Logistics strategy

Logistics strategy is the set of guiding principles, driving forces and ingrained attitudes that help to coordinate goals, plans and policies and which are enforced through conscious and subconscious behaviours within and between partners across a network.
Companies implement a logistics strategy because the supply chain constantly changes and that affects the organization. To adapt to the flexibility of the supply chain, companies should develop and implement a formal logistics strategy. This will allow a company to identify the impact of imminent changes and make organizational or functional changes to ensure service levels are not reduced. Logistics strategy facilitates gaining a competitive edge to support emerging technologies.

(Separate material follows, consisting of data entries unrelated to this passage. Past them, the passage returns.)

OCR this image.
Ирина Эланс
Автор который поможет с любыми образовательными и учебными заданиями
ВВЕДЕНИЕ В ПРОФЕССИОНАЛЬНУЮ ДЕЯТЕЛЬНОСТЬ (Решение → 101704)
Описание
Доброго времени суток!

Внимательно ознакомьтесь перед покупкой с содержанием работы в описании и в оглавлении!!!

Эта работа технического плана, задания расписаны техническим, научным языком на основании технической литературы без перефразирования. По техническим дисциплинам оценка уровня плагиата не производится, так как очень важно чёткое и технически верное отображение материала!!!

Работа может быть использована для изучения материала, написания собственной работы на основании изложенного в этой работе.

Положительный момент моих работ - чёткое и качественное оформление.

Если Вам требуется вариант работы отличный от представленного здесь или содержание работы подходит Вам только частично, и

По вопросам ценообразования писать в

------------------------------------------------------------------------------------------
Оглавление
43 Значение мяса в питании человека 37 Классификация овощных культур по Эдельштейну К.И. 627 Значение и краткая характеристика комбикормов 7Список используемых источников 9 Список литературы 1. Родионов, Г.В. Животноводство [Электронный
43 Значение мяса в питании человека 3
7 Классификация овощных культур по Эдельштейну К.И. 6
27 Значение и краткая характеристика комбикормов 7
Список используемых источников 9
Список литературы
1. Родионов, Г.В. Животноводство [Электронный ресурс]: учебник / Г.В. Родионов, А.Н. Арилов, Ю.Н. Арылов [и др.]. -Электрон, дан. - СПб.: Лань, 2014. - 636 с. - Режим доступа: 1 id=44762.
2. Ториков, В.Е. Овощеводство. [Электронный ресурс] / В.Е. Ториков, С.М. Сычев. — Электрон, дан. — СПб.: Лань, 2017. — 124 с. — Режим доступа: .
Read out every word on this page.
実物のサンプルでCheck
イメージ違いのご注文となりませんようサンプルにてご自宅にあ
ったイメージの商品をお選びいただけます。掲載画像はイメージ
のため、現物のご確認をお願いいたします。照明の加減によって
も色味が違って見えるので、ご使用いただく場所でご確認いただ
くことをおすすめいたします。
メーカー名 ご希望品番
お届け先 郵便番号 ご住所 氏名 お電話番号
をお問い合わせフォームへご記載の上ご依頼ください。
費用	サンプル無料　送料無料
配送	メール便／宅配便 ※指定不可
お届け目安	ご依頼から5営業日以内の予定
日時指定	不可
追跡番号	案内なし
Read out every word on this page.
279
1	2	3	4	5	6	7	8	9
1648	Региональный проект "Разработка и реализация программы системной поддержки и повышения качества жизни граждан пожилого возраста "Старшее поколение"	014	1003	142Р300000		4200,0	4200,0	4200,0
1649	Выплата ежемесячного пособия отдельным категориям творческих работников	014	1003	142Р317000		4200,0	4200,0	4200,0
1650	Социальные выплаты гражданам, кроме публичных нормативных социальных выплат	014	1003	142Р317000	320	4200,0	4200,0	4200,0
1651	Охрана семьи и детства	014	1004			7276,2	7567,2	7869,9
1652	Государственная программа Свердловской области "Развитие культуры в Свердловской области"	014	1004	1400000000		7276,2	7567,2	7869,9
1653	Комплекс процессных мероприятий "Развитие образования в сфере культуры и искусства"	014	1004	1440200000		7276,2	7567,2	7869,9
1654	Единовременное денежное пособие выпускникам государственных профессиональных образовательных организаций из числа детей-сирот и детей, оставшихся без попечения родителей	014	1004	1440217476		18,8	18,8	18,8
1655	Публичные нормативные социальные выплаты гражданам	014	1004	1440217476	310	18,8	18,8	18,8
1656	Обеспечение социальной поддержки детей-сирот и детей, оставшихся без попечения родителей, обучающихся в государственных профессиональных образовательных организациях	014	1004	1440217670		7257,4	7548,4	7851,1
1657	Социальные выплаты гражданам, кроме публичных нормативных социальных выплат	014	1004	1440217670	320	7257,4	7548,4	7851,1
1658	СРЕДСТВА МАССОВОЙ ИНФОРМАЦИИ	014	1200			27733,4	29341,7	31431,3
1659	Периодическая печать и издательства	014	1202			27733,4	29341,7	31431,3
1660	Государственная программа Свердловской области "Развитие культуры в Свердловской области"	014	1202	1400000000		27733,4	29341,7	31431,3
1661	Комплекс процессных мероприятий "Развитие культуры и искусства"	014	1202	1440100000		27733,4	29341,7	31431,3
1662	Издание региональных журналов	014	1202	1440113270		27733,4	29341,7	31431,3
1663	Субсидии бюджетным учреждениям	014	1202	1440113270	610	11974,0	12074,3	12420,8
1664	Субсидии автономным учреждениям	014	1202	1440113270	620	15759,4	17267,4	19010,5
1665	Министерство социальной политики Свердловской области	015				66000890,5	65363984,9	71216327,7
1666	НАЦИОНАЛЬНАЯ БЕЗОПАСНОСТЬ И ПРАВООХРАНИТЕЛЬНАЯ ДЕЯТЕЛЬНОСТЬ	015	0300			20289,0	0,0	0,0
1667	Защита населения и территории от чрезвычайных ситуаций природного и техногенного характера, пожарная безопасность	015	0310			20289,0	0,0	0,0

As a service function logistics involves the four basic features:

• Reliability: Influences the degree of trust, which a supplier can have, in a company‘s capability for honoring commitments. The supplier has to be perceived as reliable and for this the supplier needs to exhibit certain service characteristics. A high degree of
reliability in terms of inventory and material delivery is expected from the supplier end. Thus a key objective of the logistical system needs to be reliability in meeting the needs of the customer, according to the resource planning.
• Responsiveness: The speed with which customer demands are being responded. Responsiveness is expected at all levels of the supply chain. Response to pre-sales enquiry by using latest available information and communication technologies is an important strategy. Supplying material as per customer needs, and frequent deliveries in fewer lot sizes are important. Deliveries can also be made at the various assembly centers, which are in proximity to the markets. A firm will gain a winning edge in competitive markets through a responsive strategy.
• Relationship: Firms spend huge amounts in Customer Relationship Management (CRM) related activities for development of long term relationships to retain customers, and also reduce the element of risk in demand management. Partnering with the right supplier and considering the supplier operations, as an extension of its own operations will enhance the efficiency and effectiveness of the supply chain.
• Rationalization: This refers to reducing the supplier base and partnering with select suppliers. The supplier‘s facility is treated as an extension of the buyer‘s facility and there is sharing of information, experience and resources for mutual advantage.